Ese y no otro es el sustrato sobre el que se monta la retórica antinmigrante de Donald Trump, un fenómeno cíclico en la historia y la cultura estadounidenses, para denostar y rechazar a los latinos/hispanos apelando a constructos racistas ampliamente compartidos por los seguidores de Make America Great Again (MAGA) y sus alrededores.
En 2016, durante su primera campaña, empezó por llamar “violadores” a los inmigrantes mexicanos: “Cuando México envía a su gente, no envía a los mejores. […] Están enviando gente que tiene muchos problemas y los traen a nosotros. Están trayendo drogas. Están trayendo crimen. Son violadores. Y algunos, supongo, son buenas personas”.
Pero este sector de la clase política y sus replicantes no solo ejercen demonizaciones sobre los latinos/hispanos sino además sobre otras categorías nacionales que ven oscuritas de piel. Acabado de asumir el cargo, en enero de 2017, Trump dio a conocer el llamado Muslim ban, una orden ejecutiva que prohibía los viajes a Estados Unidos durante 90 días desde siete países predominantemente musulmanes (Irán, Irak, Libia, Somalia, Sudán, Siria y Yemen) y suspendía el reasentamiento de los sirios refugiados.
Al cabo de varios litigios, en 2020 amplió esas restricciones de visa a seis países más (Eritrea, Kirguistán, Myanmar, Nigeria, Sudán y Tanzania), citando preocupaciones de “seguridad nacional”.
Poco después, en 2018, durante una reunión en la Casa Blanca para analizar el tema inmigratorio, se quejó de “tener a toda esta gente de esos países de mierda viniendo aquí” y lo ejemplificó con Haití, El Salvador y África, dándole tratamiento de país a todo un continente. Y añadió: “deberíamos tener más gente de Noruega”.
Más recientemente, en el marco de su campaña electoral 2024, acusó a los inmigrantes de “envenenar la sangre de nuestro país”, formulación que no podía sino concitar comparaciones con el concepto de “contaminación de la sangre” manejado en su momento por el nazismo alemán, y en particular por Adolfo Hitler en Mein Kampf.

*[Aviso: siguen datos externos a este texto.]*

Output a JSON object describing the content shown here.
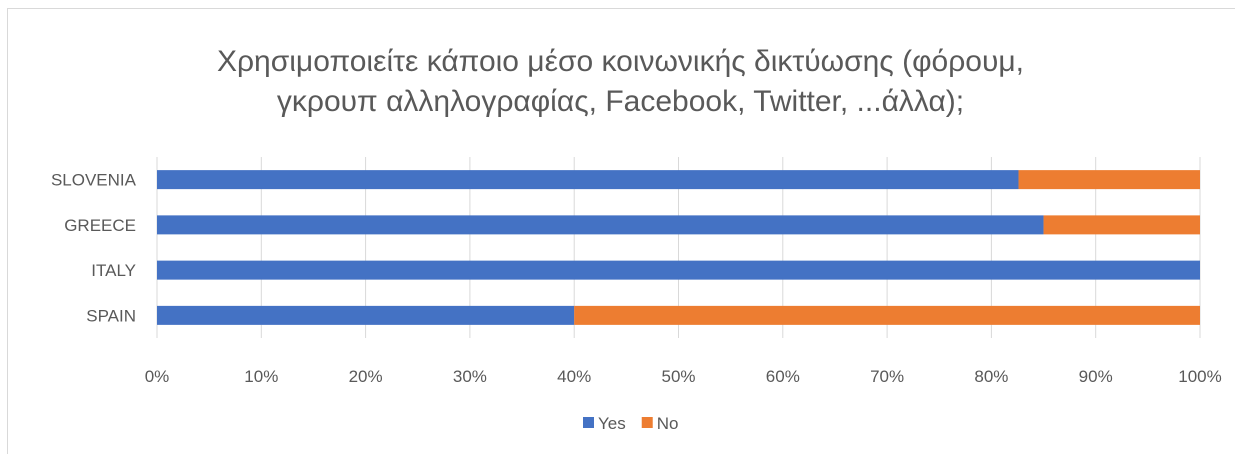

Como corolario, ha prometido lanzar una deportación sin precedentes si es elegido. “Una de mis primeras acciones al asumir el cargo será detener la invasión de nuestro país”, dijo en un mitin.
Lo más peligroso es que ha estado incorporando a su retórica un componente deshumanizador al asegurar que algunos de los acusados de crímenes “no son personas”. “No sé si se les llama gente”, dijo en hace apenas unos días en Dayton, Ohio. “En mi opinión, en algunos casos no son personas. Pero no se me permite decirlo porque la izquierda radical dice que es algo terrible”.
No es cuestión de izquierda radical sino de políticos responsables o irresponsables. Lo que está haciendo Donald Trump es justamente deshumanizar al otro, un nuevo caldo de cultivo para acciones de violencia de los integrantes de su culto.
En su momento la ideología esclavista necesitó deshumanizar a los africanos y considerarlos “piezas de ébano”, no personas, a fin de poder tener la conciencia tranquila a la hora de meterlos en un cepo, colgarlos de un árbol o violar a sus mujeres. Los nazis hicieron algo parecido para exterminar a millones de judíos en campos y crematorios.
Las palabras no caen en el vacío. Eso es lo que anda pregonando por estos días un candidato presidencial republicano con cuatro juicios y 91 cargos criminales encima. “Espanta la tarea de echar a los hombres sobre los hombres. Indigna el forzoso abestiamiento de unos hombres en provecho de otros”, escribió una vez desde Nueva York el cubano José Martí.